"Gold! Ye kain't hide hit an' ye kain't find hit an' ye kain't dig hit
up an' ye kain't keep hit down. Miss Molly, gal, I like ye, but how I do
wish't ye was a man, so's you an' me could celerbrate this here fitten!"
"Listen!" said the girl. "Our bugle! That's Assembly!"
"Yes, they'll all be there. Come when ye kin. Hell's a-poppin' now!"
The emigrants, indeed, deserted their wagons, gathering in front of the
stockade, group after group.
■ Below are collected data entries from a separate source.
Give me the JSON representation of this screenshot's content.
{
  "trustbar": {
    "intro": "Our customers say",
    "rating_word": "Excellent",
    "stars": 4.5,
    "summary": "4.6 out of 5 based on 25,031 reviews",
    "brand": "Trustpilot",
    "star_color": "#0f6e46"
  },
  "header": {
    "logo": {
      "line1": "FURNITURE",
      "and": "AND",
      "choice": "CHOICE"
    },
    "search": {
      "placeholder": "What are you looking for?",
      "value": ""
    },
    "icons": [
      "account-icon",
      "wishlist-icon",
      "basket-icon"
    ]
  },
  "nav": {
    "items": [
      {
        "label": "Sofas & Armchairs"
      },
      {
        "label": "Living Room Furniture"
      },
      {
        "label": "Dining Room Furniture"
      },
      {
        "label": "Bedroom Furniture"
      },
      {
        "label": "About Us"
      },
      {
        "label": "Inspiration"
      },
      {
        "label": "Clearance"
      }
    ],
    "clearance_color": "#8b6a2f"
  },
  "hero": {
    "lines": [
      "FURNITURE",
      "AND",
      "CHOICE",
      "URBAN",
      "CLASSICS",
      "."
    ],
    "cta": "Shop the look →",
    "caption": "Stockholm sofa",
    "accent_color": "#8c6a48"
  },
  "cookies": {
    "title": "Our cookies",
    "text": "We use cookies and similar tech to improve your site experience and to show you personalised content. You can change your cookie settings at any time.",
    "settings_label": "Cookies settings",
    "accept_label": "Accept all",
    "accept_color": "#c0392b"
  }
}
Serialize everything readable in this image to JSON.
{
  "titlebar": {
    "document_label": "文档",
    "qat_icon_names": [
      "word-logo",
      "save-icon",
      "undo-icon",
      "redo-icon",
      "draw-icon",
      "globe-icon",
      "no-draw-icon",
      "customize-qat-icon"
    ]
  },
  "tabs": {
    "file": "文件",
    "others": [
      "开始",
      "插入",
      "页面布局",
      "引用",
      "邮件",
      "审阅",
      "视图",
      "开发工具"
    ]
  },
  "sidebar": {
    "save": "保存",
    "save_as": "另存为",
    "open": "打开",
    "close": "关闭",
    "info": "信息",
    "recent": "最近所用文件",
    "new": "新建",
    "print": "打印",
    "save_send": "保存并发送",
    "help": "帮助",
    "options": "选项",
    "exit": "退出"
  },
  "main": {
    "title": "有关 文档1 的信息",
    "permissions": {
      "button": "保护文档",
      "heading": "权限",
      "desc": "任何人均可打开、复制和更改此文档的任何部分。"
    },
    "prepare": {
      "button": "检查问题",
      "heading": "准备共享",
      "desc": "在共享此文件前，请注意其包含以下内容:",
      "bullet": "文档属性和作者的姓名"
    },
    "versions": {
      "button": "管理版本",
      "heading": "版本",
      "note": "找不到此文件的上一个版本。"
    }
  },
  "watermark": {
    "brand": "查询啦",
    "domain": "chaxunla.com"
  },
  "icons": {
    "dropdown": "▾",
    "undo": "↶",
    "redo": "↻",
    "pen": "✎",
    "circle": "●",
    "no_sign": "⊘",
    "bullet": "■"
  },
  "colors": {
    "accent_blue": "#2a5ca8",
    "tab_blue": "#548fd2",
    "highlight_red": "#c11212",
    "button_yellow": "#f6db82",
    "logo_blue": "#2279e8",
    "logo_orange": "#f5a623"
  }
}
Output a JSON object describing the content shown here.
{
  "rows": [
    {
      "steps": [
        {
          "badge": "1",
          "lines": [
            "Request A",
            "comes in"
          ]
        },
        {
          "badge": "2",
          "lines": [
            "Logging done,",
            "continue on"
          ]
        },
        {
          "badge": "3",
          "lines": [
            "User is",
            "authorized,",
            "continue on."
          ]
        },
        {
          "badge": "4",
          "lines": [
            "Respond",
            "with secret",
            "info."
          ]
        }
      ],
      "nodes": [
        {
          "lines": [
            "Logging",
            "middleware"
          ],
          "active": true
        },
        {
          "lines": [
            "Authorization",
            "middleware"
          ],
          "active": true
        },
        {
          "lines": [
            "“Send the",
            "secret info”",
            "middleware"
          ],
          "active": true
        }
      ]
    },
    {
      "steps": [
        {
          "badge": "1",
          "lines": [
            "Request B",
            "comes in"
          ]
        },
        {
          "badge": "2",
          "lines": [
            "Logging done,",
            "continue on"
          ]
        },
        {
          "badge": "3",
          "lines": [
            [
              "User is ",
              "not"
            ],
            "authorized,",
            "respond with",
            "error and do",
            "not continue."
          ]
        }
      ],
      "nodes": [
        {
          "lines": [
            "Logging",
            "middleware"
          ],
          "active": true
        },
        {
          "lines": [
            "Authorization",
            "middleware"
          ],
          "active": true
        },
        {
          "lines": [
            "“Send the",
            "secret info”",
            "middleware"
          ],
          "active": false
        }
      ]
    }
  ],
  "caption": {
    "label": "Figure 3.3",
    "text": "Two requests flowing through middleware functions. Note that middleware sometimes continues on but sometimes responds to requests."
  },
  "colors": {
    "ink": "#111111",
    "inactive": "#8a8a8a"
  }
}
There was a strange scene on the far-flung,
unknown, fateful borderlands of the country Senator McDuffie but now had
not valued at five dollars for the whole. All these now, half-way
across, and with the ice and snow of winter cutting off pursuit for a
year, had the great news which did not reach publication in the press of
New York and Baltimore until September of 1848. It did not attain notice
of the floor of Congress until December fifth of that year, although
this was news that went to the very foundation of this republic; which,
indeed, was to prove the means of the perpetuity of this republic.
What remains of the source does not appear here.